Sichtbar für den Kunden wird der Drehzahlmesser über das Internet. Sobald die Software nach etwa zwei bis drei Monaten implementiert ist, lassen sich mit Hilfe der Schlüsselindikatoren die gewünschten Daten über das Internet darstellen. "Wir erkennen Störungen und Fehlsteuerungen nahezu in Echtzeit, ohne in bestehende Systeme einzugreifen", verspricht Stoltze. Konkret verheißt die B-Focus-Software, alle Daten herauszufiltern, die Supply-Chain-Manager benötigen: Angaben zu Durchlaufzeiten, Lieferzeiten und zur Liefertreue, dazu Vergleichsdaten zu anderen Prozessen innerhalb des Unternehmens. Dieses interne Benchmarking, also der Vergleich des Ist- mit dem Soll-Zustand, ist sowohl bei Gretag als auch bei Siemens nun auch über Software- Grenzen hinaus machbar.

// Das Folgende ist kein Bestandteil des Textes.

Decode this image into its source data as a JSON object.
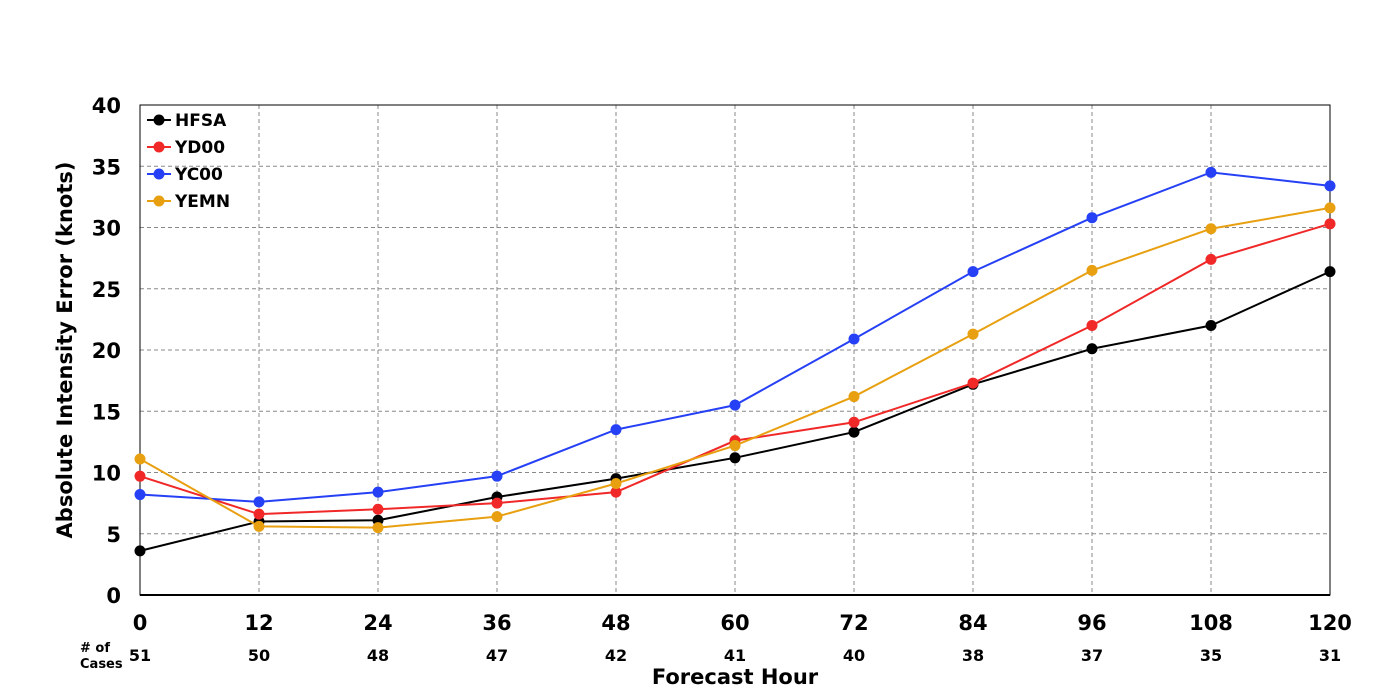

Drehzahlmesser offenbart Fehlsteuerungen

Die Kehrseite solcher Offenheit liegt, wie so oft, im menschlichen Bereich: Absolute Transparenz der Lieferkette fühlt dazu, dass sich Fehler in der Planung und in den Abläufen nicht mehr verbergen lassen. Wer jetzt pfuscht, steht sehr schnell am Pranger. Mögliche Widerstände der Prozessverantwortlichen dagegen werden verständlicherweise meist nicht offensiv vorgetragen. Peter Ossenberg, Unternehmensberater bei B-Focus, will denn auch gegen das SCM-Controlling bei Siemens und Gretag keine Vorbehalte bemerkt haben. Und das, obwohl "gerade unternehmensübergreifende Ketten nie so hundertprozentig" funktionieren können, sagt er.

Aber vielleicht werden die unangenehmsten Leichen ja aus dem Keller geholt, bevor dort das Licht ausgeht.